Regaining clan spirit
Panay's daughter Hong Fengqin is a different story. She came to Taipei at 16 to go to school and work. Having lived in more than a dozen places around Taipei City and County since then, she considers herself an urbanite first.
"When I saw the razing of the Amis community on Taiwan Sugar's land in Daliao, Kaohsiung County, on TV, I thought: 'These Aborigines are able-bodied and capable of holding jobs. Why are they so bent on living there?'" recalls Hong. Having rented apartments in Banqiao and Xinzhuang, and held down a steady job caring for hospital patients, she just didn't get why her parents felt they had to live under the Sanying Bridge.
Nonetheless, when she learned the community had been demolished, she hurried over to see. She was shocked by what she saw. Every home had been leveled, and the metal and wood left covering the ground made the site look like a dump. "There aren't many things in life that leave you numb," she says. "This was the first ever to affect me that way."
Seeing her now homeless tribespeople, Fengqin rediscovered a clan spirit she had thought lost long ago. "It usually takes a wedding or funeral to bring everyone together, but in the wake of the destruction, many tribespeople who live elsewhere-some we knew, some we didn't-came by to help. I suddenly felt I had reclaimed my true self."
She subsequently quit her hospital job and moved back to Sanying to help her people. Late last year, with the help of Coolloud Collective special correspondent Jiang Yihao, they formed a community self-help society, and Fengqin became its spokesperson.
Fengqin works with Xiujuan, Jiaru, and other young girls from the tribe in a temporary office erected on the community's ruins, where they are learning how to organize protest movements and write news stories. With the enthusiastic participation of her tribespeople, they also organized a year-end banquet celebrating the community's protest movement just before the Lunar New Year. More than 200 artists, social activists, and tribespeople attended and loudly proclaimed, "The Sanying Community has returned!"
The razed buildings also reawakened Fengqin's awareness of herself as an Aborigine. "I'm just staying here, supporting my tribespeople," she says.
Willing to marry an Amis
Over the years, Han culture's influence on Aboriginal society, and the "men marry down, women marry up" principle of the marriage market, have limited Han-Aborigine intermarriage.
While transnational and cross-cultural love stories do exist-such as the marriage 20 years ago of Zhang Xiuyi, the Hong Kong woman the tribe knows as Big Sister Zhang, to Kuras, an Amis from Taitung's Chenggong Harbor-they are rare.

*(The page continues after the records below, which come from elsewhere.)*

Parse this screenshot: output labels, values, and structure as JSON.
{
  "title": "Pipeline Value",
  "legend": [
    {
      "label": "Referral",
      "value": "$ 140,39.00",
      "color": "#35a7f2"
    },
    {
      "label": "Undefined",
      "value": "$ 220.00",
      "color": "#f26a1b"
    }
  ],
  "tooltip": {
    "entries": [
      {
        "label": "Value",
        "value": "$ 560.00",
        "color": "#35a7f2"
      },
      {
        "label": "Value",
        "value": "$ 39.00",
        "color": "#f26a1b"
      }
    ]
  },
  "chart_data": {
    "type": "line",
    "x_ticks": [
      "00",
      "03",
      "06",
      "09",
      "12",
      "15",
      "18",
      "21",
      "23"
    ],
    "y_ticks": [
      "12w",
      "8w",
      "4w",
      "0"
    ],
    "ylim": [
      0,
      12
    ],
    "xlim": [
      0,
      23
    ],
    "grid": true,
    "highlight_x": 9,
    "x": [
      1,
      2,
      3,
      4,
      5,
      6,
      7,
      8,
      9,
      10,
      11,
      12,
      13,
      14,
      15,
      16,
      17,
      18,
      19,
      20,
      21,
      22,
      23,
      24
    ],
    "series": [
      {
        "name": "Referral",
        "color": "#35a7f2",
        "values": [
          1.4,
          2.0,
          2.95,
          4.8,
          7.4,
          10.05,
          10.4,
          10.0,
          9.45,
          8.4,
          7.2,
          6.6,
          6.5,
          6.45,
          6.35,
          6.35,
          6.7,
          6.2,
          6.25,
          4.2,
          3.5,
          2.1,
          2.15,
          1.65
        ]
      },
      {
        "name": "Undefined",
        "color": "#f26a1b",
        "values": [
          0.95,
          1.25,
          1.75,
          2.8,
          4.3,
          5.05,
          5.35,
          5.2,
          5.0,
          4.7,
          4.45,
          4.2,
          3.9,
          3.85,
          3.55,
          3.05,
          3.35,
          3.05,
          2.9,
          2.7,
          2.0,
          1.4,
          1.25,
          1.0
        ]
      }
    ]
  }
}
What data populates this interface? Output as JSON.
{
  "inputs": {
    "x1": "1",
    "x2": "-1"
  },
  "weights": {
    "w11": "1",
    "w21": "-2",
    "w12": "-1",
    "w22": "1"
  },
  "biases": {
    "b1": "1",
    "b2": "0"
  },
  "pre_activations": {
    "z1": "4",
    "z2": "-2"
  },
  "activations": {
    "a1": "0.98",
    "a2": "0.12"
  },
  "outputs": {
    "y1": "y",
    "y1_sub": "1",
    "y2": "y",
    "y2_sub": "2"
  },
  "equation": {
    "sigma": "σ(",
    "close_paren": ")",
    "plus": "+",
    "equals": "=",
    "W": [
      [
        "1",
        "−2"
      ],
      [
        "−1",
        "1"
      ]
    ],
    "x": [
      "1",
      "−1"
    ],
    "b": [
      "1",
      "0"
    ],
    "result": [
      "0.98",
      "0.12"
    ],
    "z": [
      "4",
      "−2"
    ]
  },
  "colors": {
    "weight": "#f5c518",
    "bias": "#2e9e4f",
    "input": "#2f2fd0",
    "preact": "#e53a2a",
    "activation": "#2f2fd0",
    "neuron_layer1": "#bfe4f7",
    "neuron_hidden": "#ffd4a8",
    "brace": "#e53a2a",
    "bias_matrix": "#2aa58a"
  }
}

"My family opposed my marrying an Aborigine," says Big Sister Zhang, "But they couldn't stop me." To keep them from worrying, Zhang has never let them visit her in Sanying. Instead, she meets them in hotels and restaurants when they come to Taiwan.
The destruction of Sanying may well have made Big Sister Zhang the angriest non-Aborigine in Taiwan. "On previous occasions, they'd knock down a few front doors at most, then take a few pictures as evidence," she says. "They never leveled the community on this scale."
As the wife of an Amis, Zhang says she has become "three-quarters Amis" herself. When the tribespeople held their Ketagalan Boulevard protest march last year, she didn't hesitate to join them in cutting off the long hair she'd worn for years.
Zhang also assists in the self-help-society office every morning after she finishes work for a chicken vendor in the market. Sometimes she helps produce slogans, while other times she cooks up communal meals. She also shares her opinions in the meetings they hold before protests.
Where the Amis women have brought ideas and organizational skills to the protests, the Amis men have chosen to play a role more akin to "worker ants." They handle manual tasks, such as plumbing and electrical repairs, or building toilets. Who says that women involved in revolutions are just decorative? Who says that women involved in protests serve only to elicit sympathy with their tears? The Amis women of Sanying are writing a new page in the history of Taiwan's urban Aboriginal women and possibly even rewriting the rules for all Aboriginal protests.